これが大化の改新で暗殺された『蘇我入鹿(そがのいるか)』の首塚です。
皇極殿(こうぎょくでん)で中大兄皇子たちに首をはねられた入鹿ですが、その首はなんとこの飛鳥寺の場所まで飛んできたという恐ろしい伝説が残されています。

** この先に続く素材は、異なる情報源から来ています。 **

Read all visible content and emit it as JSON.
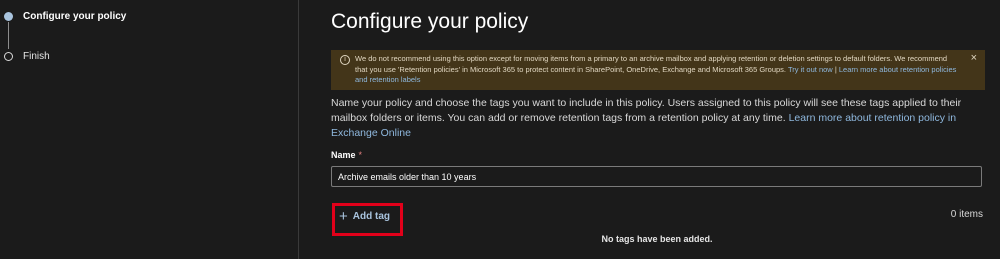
{
  "wizard": {
    "steps": [
      {
        "label": "Configure your policy",
        "state": "current"
      },
      {
        "label": "Finish",
        "state": "pending"
      }
    ]
  },
  "main": {
    "title": "Configure your policy",
    "warning": {
      "icon": "info-icon",
      "text": "We do not recommend using this option except for moving items from a primary to an archive mailbox and applying retention or deletion settings to default folders. We recommend that you use 'Retention policies' in Microsoft 365 to protect content in SharePoint, OneDrive, Exchange and Microsoft 365 Groups.",
      "link_try": "Try it out now",
      "separator": "|",
      "link_learn": "Learn more about retention policies and retention labels",
      "close": "×"
    },
    "description": {
      "text": "Name your policy and choose the tags you want to include in this policy. Users assigned to this policy will see these tags applied to their mailbox folders or items. You can add or remove retention tags from a retention policy at any time.",
      "link": "Learn more about retention policy in Exchange Online"
    },
    "name_field": {
      "label": "Name",
      "required_mark": "*",
      "value": "Archive emails older than 10 years"
    },
    "tags": {
      "add_label": "Add tag",
      "plus": "+",
      "count_text": "0 items",
      "empty_text": "No tags have been added."
    }
  },
  "colors": {
    "background": "#1b1b1b",
    "warning_bg": "#433519",
    "link": "#8fb8de",
    "highlight": "#e2001a"
  }
}
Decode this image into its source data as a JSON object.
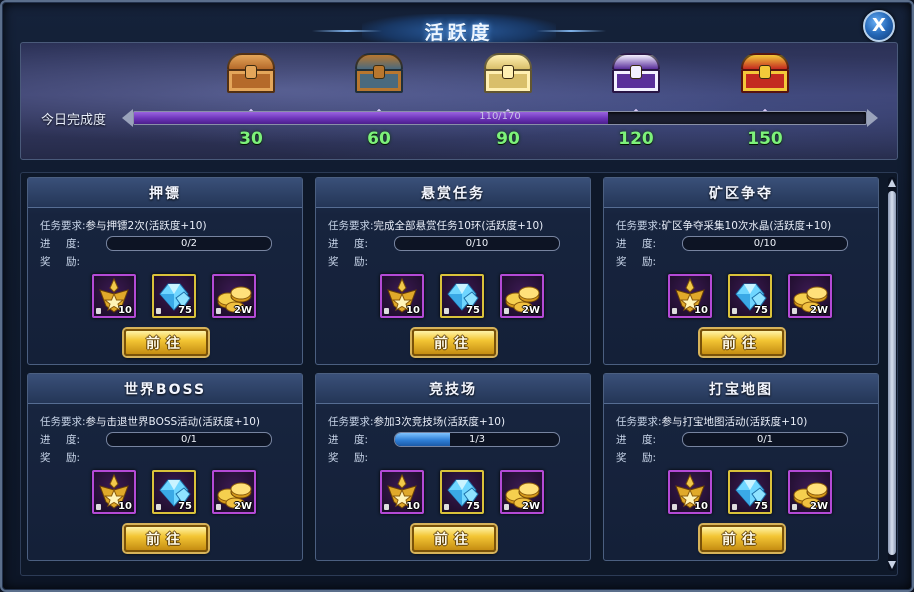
{
  "window": {
    "title": "活跃度",
    "close_label": "X"
  },
  "activity": {
    "label": "今日完成度",
    "current": 110,
    "max": 170,
    "progress_text": "110/170",
    "milestones": [
      {
        "value": "30",
        "chest_color": "#b56a2a",
        "chest_accent": "#e4a65a",
        "icon": "wooden-chest-icon"
      },
      {
        "value": "60",
        "chest_color": "#4a6a7e",
        "chest_accent": "#b8772f",
        "icon": "iron-chest-icon"
      },
      {
        "value": "90",
        "chest_color": "#d9bf6a",
        "chest_accent": "#fff0b2",
        "icon": "gold-chest-icon"
      },
      {
        "value": "120",
        "chest_color": "#5a2f9a",
        "chest_accent": "#f3f0ff",
        "icon": "silver-purple-chest-icon"
      },
      {
        "value": "150",
        "chest_color": "#c32a20",
        "chest_accent": "#f3c83a",
        "icon": "red-gold-chest-icon"
      }
    ]
  },
  "labels": {
    "requirement": "任务要求:",
    "progress_a": "进",
    "progress_b": "度:",
    "reward_a": "奖",
    "reward_b": "励:",
    "goto": "前往"
  },
  "rewards": [
    {
      "icon": "star-crest-icon",
      "qty": "10",
      "frame": "purple"
    },
    {
      "icon": "blue-crystal-icon",
      "qty": "75",
      "frame": "gold"
    },
    {
      "icon": "gold-coins-icon",
      "qty": "2W",
      "frame": "purple"
    }
  ],
  "quests": [
    {
      "title": "押镖",
      "requirement": "参与押镖2次(活跃度+10)",
      "progress_text": "0/2",
      "progress": 0
    },
    {
      "title": "悬赏任务",
      "requirement": "完成全部悬赏任务10环(活跃度+10)",
      "progress_text": "0/10",
      "progress": 0
    },
    {
      "title": "矿区争夺",
      "requirement": "矿区争夺采集10次水晶(活跃度+10)",
      "progress_text": "0/10",
      "progress": 0
    },
    {
      "title": "世界BOSS",
      "requirement": "参与击退世界BOSS活动(活跃度+10)",
      "progress_text": "0/1",
      "progress": 0
    },
    {
      "title": "竞技场",
      "requirement": "参加3次竞技场(活跃度+10)",
      "progress_text": "1/3",
      "progress": 0.333
    },
    {
      "title": "打宝地图",
      "requirement": "参与打宝地图活动(活跃度+10)",
      "progress_text": "0/1",
      "progress": 0
    }
  ]
}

かつて権勢を誇った蘇我氏の終わりを象徴するかのように、今は静かな風景の中に佇む首塚。歴史の切なさを感じずにはいられないスポットです。
飛鳥寺へのアクセスと旅のヒント!
- 住所:奈良県高市郡明日香村飛鳥682
- 拝観時間: 9:00~17:30 10月〜3月は17:00まで
- アクセス:近鉄吉野線「飛鳥駅」または「橿原神宮駅」からバス、「飛鳥大仏前」下車すぐ。
- 駐車場:あり(20台)
オススメな巡り方
明日香村は、飛鳥以外にも「石舞台古墳」や「高松塚古墳」など、見どころがぎゅっと詰まっています。
飛鳥駅から**レンタサイクル(自転車)**を
借りて、のんびり風を感じながら田園風景のなかを巡るのがイチオシの観光ルートです!!
おわりに
歴史の教科書で一度は目にしたことがある「飛鳥寺」
実際に行ってみると、1400年前の空気感がそのまま残っているかのような、とても不思議で心地いいパワースポットでした。
奈良を訪れる際は、ぜひ少し足を延ばして、日本の始まりの地・明日香村と飛鳥大仏に会いに行ってみてください。